BLOG

Ground covers

Aug 06, 2018

Ground covers are versatile plants for any garden. Ground covers are often easy to grow, spreading plants that help suppress weeds while adding texture to your garden. They can be used to minimize turf space and generally require little upkeep. Many can take some foot-traffic and most are fairly inexpensive. In sloped areas, ground covers can be used to reduce erosion.

Liriope (also sometimes referred to as lilyturf) is a commonly used, grasslike ground cover growing to about 12-16 inches tall. It tolerates most growing conditions, and blooms purple (or white, depending on the variety) spikes of blooms in spring. It is evergreen, though looks best when cut back in early spring. Liriope muscari is a clumping form that comes in both green and variegated varieties. Liriope spicata is similar, but has slightly narrower leaves and a spreading habit.

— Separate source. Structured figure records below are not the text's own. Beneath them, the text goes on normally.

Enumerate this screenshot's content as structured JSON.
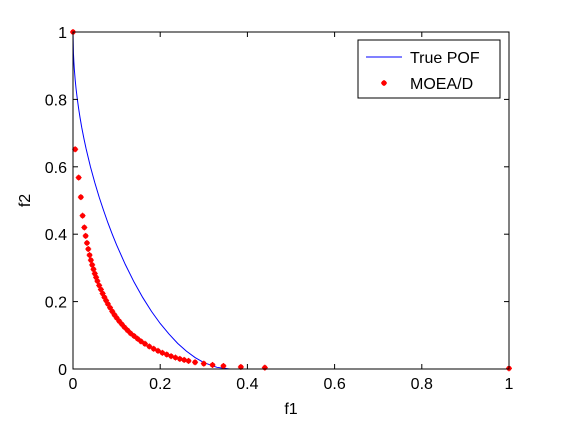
{
  "chart_data": {
    "type": "line",
    "xlabel": "f1",
    "ylabel": "f2",
    "xlim": [
      0,
      1
    ],
    "ylim": [
      0,
      1
    ],
    "xticks": [
      0,
      0.2,
      0.4,
      0.6,
      0.8,
      1
    ],
    "yticks": [
      0,
      0.2,
      0.4,
      0.6,
      0.8,
      1
    ],
    "xtick_labels": [
      "0",
      "0.2",
      "0.4",
      "0.6",
      "0.8",
      "1"
    ],
    "ytick_labels": [
      "0",
      "0.2",
      "0.4",
      "0.6",
      "0.8",
      "1"
    ],
    "grid": false,
    "legend_position": "top-right",
    "series": [
      {
        "name": "True POF",
        "style": "line",
        "color": "#0000ff",
        "x": [
          0,
          0.001,
          0.002,
          0.003,
          0.005,
          0.007,
          0.01,
          0.013,
          0.016,
          0.02,
          0.025,
          0.03,
          0.035,
          0.04,
          0.05,
          0.06,
          0.07,
          0.08,
          0.09,
          0.1,
          0.12,
          0.14,
          0.16,
          0.18,
          0.2,
          0.22,
          0.24,
          0.26,
          0.28,
          0.3,
          0.33,
          0.36,
          0.4,
          0.44,
          0.48,
          0.5
        ],
        "y": [
          1,
          0.937,
          0.911,
          0.89,
          0.858,
          0.832,
          0.8,
          0.772,
          0.747,
          0.717,
          0.684,
          0.654,
          0.627,
          0.6,
          0.553,
          0.51,
          0.471,
          0.434,
          0.4,
          0.368,
          0.31,
          0.258,
          0.212,
          0.171,
          0.135,
          0.104,
          0.076,
          0.053,
          0.034,
          0.019,
          0.005,
          0.0,
          0.0,
          0.0,
          0.0,
          0.0
        ]
      },
      {
        "name": "MOEA/D",
        "style": "markers",
        "color": "#ff0000",
        "x": [
          0,
          0.005,
          0.013,
          0.018,
          0.022,
          0.026,
          0.029,
          0.032,
          0.035,
          0.038,
          0.041,
          0.044,
          0.047,
          0.05,
          0.053,
          0.056,
          0.06,
          0.064,
          0.068,
          0.072,
          0.076,
          0.08,
          0.085,
          0.09,
          0.095,
          0.1,
          0.106,
          0.112,
          0.118,
          0.125,
          0.132,
          0.14,
          0.148,
          0.156,
          0.165,
          0.175,
          0.185,
          0.195,
          0.205,
          0.215,
          0.225,
          0.235,
          0.245,
          0.255,
          0.265,
          0.28,
          0.3,
          0.32,
          0.345,
          0.385,
          0.44,
          1
        ],
        "y": [
          1,
          0.652,
          0.568,
          0.51,
          0.455,
          0.42,
          0.395,
          0.374,
          0.356,
          0.338,
          0.323,
          0.309,
          0.296,
          0.283,
          0.272,
          0.261,
          0.248,
          0.236,
          0.224,
          0.213,
          0.203,
          0.193,
          0.182,
          0.171,
          0.161,
          0.152,
          0.142,
          0.133,
          0.124,
          0.115,
          0.106,
          0.098,
          0.09,
          0.082,
          0.075,
          0.067,
          0.06,
          0.054,
          0.048,
          0.043,
          0.038,
          0.034,
          0.03,
          0.027,
          0.024,
          0.02,
          0.016,
          0.012,
          0.009,
          0.006,
          0.004,
          0.002
        ]
      }
    ]
  }
}
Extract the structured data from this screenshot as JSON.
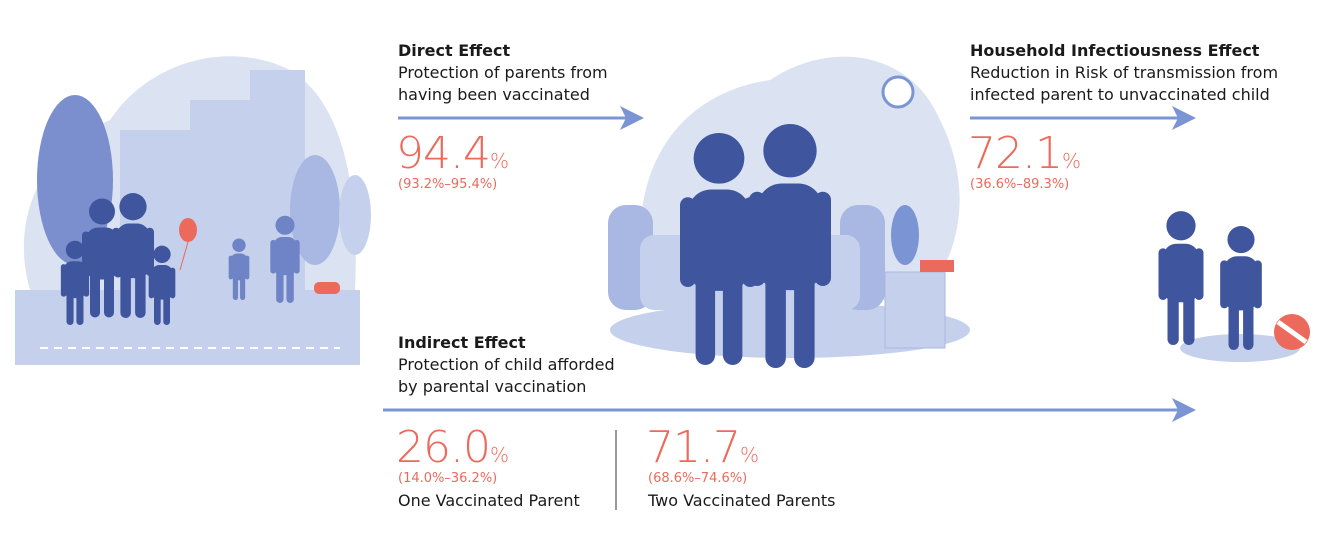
{
  "direct_effect": {
    "title": "Direct Effect",
    "description_lines": [
      "Protection of parents from",
      "having been vaccinated"
    ],
    "estimate": {
      "value": "94.4",
      "unit": "%"
    },
    "interval": "(93.2%–95.4%)"
  },
  "household_effect": {
    "title": "Household Infectiousness Effect",
    "description_lines": [
      "Reduction in Risk of transmission from",
      "infected parent to unvaccinated child"
    ],
    "estimate": {
      "value": "72.1",
      "unit": "%"
    },
    "interval": "(36.6%–89.3%)"
  },
  "indirect_effect": {
    "title": "Indirect Effect",
    "description_lines": [
      "Protection of child afforded",
      "by parental vaccination"
    ],
    "results": [
      {
        "value": "26.0",
        "unit": "%",
        "interval": "(14.0%–36.2%)",
        "label": "One Vaccinated Parent"
      },
      {
        "value": "71.7",
        "unit": "%",
        "interval": "(68.6%–74.6%)",
        "label": "Two Vaccinated Parents"
      }
    ]
  }
}
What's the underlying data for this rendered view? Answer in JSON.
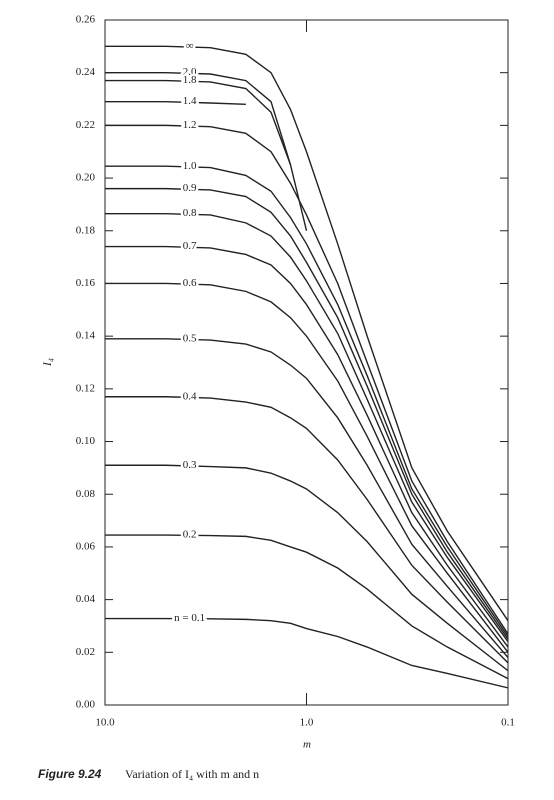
{
  "chart_data": {
    "type": "line",
    "x_label": "m",
    "y_label": "I₄",
    "caption_label": "Figure 9.24",
    "caption_text": "Variation of I₄ with m and n",
    "x": [
      10,
      5,
      3,
      2,
      1.5,
      1.2,
      1.0,
      0.7,
      0.5,
      0.3,
      0.2,
      0.1
    ],
    "xlim": [
      10,
      0.1
    ],
    "xticks": [
      {
        "value": 10,
        "label": "10.0"
      },
      {
        "value": 1,
        "label": "1.0"
      },
      0.1
    ],
    "xscale": "log",
    "ylim": [
      0,
      0.26
    ],
    "yticks": [
      {
        "value": 0,
        "label": "0.00"
      },
      {
        "value": 0.02,
        "label": "0.02"
      },
      {
        "value": 0.04,
        "label": "0.04"
      },
      {
        "value": 0.06,
        "label": "0.06"
      },
      {
        "value": 0.08,
        "label": "0.08"
      },
      {
        "value": 0.1,
        "label": "0.10"
      },
      {
        "value": 0.12,
        "label": "0.12"
      },
      {
        "value": 0.14,
        "label": "0.14"
      },
      {
        "value": 0.16,
        "label": "0.16"
      },
      {
        "value": 0.18,
        "label": "0.18"
      },
      {
        "value": 0.2,
        "label": "0.20"
      },
      {
        "value": 0.22,
        "label": "0.22"
      },
      {
        "value": 0.24,
        "label": "0.24"
      },
      {
        "value": 0.26,
        "label": "0.26"
      }
    ],
    "color": "#222222",
    "series": [
      {
        "name": "∞",
        "values": [
          0.25,
          0.25,
          0.2495,
          0.247,
          0.24,
          0.226,
          0.21,
          0.175,
          0.14,
          0.09,
          0.066,
          0.032
        ]
      },
      {
        "name": "2.0",
        "values": [
          0.24,
          0.24,
          0.2395,
          0.237,
          0.229,
          0.205,
          0.18,
          null,
          null,
          null,
          null,
          null
        ]
      },
      {
        "name": "1.8",
        "values": [
          0.237,
          0.237,
          0.2365,
          0.234,
          0.225,
          0.205,
          null,
          null,
          null,
          null,
          null,
          null
        ]
      },
      {
        "name": "1.4",
        "values": [
          0.229,
          0.229,
          0.2285,
          0.228,
          null,
          null,
          null,
          null,
          null,
          null,
          null,
          null
        ]
      },
      {
        "name": "1.2",
        "values": [
          0.22,
          0.22,
          0.2195,
          0.217,
          0.21,
          0.198,
          0.186,
          0.16,
          0.13,
          0.085,
          0.062,
          0.027
        ]
      },
      {
        "name": "1.0",
        "values": [
          0.2045,
          0.2045,
          0.204,
          0.201,
          0.195,
          0.185,
          0.175,
          0.152,
          0.125,
          0.082,
          0.06,
          0.026
        ]
      },
      {
        "name": "0.9",
        "values": [
          0.196,
          0.196,
          0.1955,
          0.193,
          0.187,
          0.178,
          0.168,
          0.147,
          0.121,
          0.08,
          0.058,
          0.025
        ]
      },
      {
        "name": "0.8",
        "values": [
          0.1865,
          0.1865,
          0.186,
          0.183,
          0.178,
          0.17,
          0.161,
          0.141,
          0.116,
          0.077,
          0.056,
          0.024
        ]
      },
      {
        "name": "0.7",
        "values": [
          0.174,
          0.174,
          0.1735,
          0.171,
          0.167,
          0.16,
          0.152,
          0.133,
          0.11,
          0.073,
          0.053,
          0.022
        ]
      },
      {
        "name": "0.6",
        "values": [
          0.16,
          0.16,
          0.1595,
          0.157,
          0.153,
          0.147,
          0.14,
          0.123,
          0.102,
          0.068,
          0.05,
          0.02
        ]
      },
      {
        "name": "0.5",
        "values": [
          0.139,
          0.139,
          0.1385,
          0.137,
          0.134,
          0.129,
          0.124,
          0.109,
          0.091,
          0.061,
          0.045,
          0.018
        ]
      },
      {
        "name": "0.4",
        "values": [
          0.117,
          0.117,
          0.1165,
          0.115,
          0.113,
          0.109,
          0.105,
          0.093,
          0.078,
          0.053,
          0.039,
          0.016
        ]
      },
      {
        "name": "0.3",
        "values": [
          0.091,
          0.091,
          0.0905,
          0.09,
          0.088,
          0.085,
          0.082,
          0.073,
          0.062,
          0.042,
          0.031,
          0.013
        ]
      },
      {
        "name": "0.2",
        "values": [
          0.0645,
          0.0645,
          0.0643,
          0.064,
          0.0625,
          0.06,
          0.058,
          0.052,
          0.044,
          0.03,
          0.022,
          0.01
        ]
      },
      {
        "name": "n = 0.1",
        "values": [
          0.0328,
          0.0328,
          0.0327,
          0.0325,
          0.032,
          0.031,
          0.029,
          0.026,
          0.022,
          0.015,
          0.012,
          0.0065
        ]
      }
    ]
  }
}
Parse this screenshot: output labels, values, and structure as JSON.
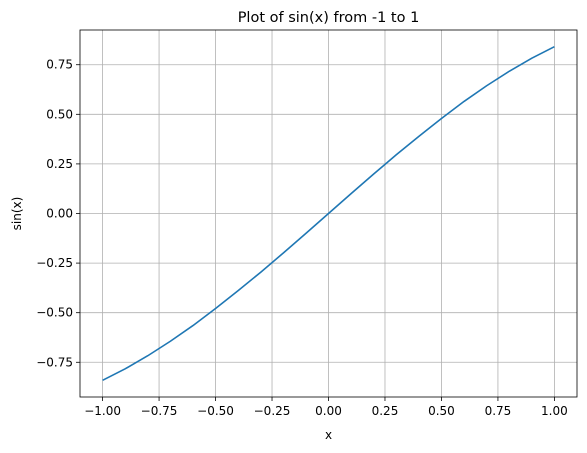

Mondo grass is similar in appearance to liriope though perhaps not as vigorous of a grower. A slower growing cousin to liriope, Mondo grass appreciates part sun conditions. A dwarf variety exists that grows to only 2-4 inches tall and is a perfect solution for areas you do not want to mow. Black mondo grass has near black foliage and can be a showy accent in a plant bed, and is especially nice in a contemporary garden.

Pachysandra is another evergreen ground cover that is commonly used. It prefers shady conditions and grows 8-12 inches high, forming a carpet of green foliage. In spring, it has small white flowers that aren’t particularly showy, but nice none the less. Pachysandra is good for sloped areas, though may have difficulty holding soil before spreading and filling it.

An alternative shade ground cover is sarcococca (Himalayan sweetbox). A shrubby, evergreen, shade-loving plant, sarcococca blooms with fragrant flowers in late winter and grows to 1-2 feet tall. Sarcococca does best in humusy soil and will not thrive in poor soils as readily as pachysandra.

Vinca (periwinkle) is a groundcover that tolerates a wide range of conditions from shade to sun. Also evergreen, vinca is a low growing (about 2-6 inches tall) with long, trailing stems and round leaves. Vinca has striking, blue-purple flowers in early spring. Vinca is another good option for areas with erosion issues.

Though ivy is often used and thrives as a ground cover, it should be planted only with careful consideration. Ivy is extremely difficult to remove from the garden and grows aggressively. That said, it is a good plant to use when little else will grow, or on large slopes where retention is needed and it can grow freely without impeding on garden space.

While these ground covers are perhaps the most widely used, it is by no means an exhaustive list. Creeping thyme, Virginia creeper, ajuga and mazus are just a few of the many others to consider. If you are trying to find a ground cover for a particular space, look to your local nursery for suggestions specific to your needs.